His glance lifted to the new windows he’d installed before he’d left. With the setting sun now half hidden by the treetops and reflecting like fire off the sparkling panes, he couldn’t tell whether or not she’d hung curtains.
“That, too,” he replied, but let the rest of his thought go. Telling her he also wanted to live here would definitely be getting ahead of himself.
Restive, he glanced back at her, kept pacing.
“They put you on leave again,” she concluded.
“Actually, I quit.”
For the first time since he’d arrived, her caution slipped. “But you love what you do.”

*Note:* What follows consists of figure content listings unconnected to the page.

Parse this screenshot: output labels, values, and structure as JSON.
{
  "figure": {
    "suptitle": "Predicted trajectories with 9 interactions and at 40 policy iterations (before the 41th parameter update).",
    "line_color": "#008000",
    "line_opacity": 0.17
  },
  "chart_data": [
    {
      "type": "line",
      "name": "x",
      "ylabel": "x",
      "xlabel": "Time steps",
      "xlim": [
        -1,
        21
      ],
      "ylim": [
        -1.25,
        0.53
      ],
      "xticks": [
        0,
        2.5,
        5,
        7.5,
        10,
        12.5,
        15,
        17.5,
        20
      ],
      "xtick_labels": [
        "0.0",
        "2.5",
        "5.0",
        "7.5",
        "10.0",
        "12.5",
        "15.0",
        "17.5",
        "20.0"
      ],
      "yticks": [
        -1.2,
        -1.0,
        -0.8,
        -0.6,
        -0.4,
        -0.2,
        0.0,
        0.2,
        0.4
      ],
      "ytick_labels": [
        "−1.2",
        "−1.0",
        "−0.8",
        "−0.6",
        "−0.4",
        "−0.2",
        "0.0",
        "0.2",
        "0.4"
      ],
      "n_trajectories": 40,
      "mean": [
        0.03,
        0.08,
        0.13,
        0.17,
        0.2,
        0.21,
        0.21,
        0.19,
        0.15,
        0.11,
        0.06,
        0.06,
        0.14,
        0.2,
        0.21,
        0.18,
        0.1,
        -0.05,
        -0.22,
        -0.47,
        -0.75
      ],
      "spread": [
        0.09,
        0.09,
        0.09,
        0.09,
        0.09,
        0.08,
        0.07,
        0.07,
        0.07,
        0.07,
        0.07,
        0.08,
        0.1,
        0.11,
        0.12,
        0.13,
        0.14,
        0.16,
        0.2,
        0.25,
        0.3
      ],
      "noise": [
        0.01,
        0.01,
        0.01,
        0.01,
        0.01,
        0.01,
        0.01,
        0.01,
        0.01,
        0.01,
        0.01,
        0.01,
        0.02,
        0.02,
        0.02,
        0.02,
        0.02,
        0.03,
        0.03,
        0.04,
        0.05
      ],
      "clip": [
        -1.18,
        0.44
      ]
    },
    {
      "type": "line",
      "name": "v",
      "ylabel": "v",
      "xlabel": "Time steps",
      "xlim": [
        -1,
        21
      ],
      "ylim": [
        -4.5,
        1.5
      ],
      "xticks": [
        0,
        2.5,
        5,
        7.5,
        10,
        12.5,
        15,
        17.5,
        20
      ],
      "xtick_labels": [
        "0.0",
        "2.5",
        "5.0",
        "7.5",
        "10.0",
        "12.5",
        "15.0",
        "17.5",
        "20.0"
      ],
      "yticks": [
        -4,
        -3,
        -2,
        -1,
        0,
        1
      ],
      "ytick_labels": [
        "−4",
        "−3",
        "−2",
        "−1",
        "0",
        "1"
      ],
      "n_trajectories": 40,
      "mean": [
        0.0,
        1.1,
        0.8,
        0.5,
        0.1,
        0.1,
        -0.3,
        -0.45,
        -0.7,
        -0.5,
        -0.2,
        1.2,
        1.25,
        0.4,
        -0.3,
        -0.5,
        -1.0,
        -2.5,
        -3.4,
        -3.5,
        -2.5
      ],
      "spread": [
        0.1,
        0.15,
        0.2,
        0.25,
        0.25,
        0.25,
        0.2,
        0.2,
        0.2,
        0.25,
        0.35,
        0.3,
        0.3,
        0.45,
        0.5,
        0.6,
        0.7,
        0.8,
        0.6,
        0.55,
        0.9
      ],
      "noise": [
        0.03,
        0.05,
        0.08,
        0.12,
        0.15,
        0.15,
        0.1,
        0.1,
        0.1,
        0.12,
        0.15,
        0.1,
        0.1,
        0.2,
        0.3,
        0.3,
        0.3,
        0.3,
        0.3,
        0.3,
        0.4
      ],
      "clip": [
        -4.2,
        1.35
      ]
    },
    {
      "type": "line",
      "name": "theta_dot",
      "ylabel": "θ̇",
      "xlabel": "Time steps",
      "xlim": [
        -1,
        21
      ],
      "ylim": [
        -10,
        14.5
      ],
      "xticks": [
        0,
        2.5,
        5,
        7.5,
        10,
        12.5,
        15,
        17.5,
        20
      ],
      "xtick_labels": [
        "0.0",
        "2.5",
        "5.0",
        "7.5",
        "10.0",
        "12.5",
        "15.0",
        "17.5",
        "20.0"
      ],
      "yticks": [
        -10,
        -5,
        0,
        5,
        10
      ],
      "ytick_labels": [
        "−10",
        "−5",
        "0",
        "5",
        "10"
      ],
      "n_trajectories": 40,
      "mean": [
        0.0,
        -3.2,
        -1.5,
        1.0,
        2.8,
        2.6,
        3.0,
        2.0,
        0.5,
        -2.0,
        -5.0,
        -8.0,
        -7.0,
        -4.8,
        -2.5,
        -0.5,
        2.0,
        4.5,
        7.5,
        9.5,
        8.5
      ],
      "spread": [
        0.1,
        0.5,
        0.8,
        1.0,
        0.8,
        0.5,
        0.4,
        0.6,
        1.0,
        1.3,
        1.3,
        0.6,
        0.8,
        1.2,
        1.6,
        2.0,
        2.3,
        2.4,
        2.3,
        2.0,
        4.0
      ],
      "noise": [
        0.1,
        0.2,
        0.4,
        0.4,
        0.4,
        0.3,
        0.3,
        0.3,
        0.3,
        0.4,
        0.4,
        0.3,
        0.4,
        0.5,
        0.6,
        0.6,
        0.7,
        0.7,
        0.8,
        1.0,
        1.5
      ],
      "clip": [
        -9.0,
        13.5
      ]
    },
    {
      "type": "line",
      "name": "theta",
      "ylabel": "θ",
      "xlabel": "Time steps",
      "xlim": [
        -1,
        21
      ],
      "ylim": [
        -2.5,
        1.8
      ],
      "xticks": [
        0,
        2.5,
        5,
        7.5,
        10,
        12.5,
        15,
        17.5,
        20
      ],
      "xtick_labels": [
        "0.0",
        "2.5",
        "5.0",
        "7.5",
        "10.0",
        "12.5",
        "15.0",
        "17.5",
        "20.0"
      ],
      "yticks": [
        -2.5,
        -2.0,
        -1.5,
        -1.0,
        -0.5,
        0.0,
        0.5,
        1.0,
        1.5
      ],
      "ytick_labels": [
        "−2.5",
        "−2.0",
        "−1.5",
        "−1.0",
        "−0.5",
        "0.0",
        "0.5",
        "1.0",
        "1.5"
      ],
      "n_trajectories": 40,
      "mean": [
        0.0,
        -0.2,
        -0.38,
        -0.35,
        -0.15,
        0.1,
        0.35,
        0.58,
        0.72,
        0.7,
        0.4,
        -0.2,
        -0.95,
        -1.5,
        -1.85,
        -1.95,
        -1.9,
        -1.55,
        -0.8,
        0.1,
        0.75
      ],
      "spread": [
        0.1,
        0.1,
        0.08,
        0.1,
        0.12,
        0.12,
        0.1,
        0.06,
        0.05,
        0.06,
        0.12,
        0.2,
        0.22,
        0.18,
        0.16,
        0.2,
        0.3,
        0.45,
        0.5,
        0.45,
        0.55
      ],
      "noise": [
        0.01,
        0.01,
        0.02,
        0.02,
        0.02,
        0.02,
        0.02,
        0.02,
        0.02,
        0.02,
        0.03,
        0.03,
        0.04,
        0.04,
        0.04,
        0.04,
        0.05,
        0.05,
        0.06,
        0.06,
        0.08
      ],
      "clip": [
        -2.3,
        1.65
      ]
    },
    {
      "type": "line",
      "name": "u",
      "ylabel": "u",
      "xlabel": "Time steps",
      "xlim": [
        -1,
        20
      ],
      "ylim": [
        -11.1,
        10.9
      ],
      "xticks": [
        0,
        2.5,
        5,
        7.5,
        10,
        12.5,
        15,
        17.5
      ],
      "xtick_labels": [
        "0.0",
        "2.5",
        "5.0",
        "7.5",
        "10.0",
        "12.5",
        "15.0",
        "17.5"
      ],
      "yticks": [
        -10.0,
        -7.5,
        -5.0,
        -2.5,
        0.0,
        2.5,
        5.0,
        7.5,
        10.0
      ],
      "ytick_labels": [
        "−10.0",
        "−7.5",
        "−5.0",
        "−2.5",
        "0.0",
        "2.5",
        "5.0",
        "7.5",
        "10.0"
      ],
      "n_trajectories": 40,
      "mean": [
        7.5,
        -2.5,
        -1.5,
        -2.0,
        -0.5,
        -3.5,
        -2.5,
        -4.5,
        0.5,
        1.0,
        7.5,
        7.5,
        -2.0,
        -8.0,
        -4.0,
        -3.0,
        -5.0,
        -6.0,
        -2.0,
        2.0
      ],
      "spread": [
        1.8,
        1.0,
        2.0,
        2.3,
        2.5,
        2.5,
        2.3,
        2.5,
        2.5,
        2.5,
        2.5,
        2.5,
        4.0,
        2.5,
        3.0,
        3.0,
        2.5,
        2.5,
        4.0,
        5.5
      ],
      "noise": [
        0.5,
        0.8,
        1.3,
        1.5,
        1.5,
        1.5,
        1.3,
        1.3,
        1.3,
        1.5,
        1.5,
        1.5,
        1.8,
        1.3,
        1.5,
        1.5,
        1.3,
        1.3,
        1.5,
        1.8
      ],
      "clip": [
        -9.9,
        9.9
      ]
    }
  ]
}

“I used to,” he agreed, relieved by the sudden concern in her eyes. “There was a time I honestly couldn’t imagine doing anything else. But I have no business going undercover anymore. I’m not safe. And I have no desire to jeopardize someone else because my head’s not in what I’m doing.”
“What happened?”
At her unmasked concern, he stopped six feet in front of her.
The last time he’d seen her, he’d been dead certain his work would make the void that had opened up inside him go away. Instead the void had affected his work in ways he would never have thought possible.
He’d been two days into his new assignment when he’d found himself distracted by thoughts of her clearing birds’ nests from the high rafters of the mill room. Worrying about her falling, he’d missed the suspect he’d been waiting to spot and two days of surveillance had gone down the tubes.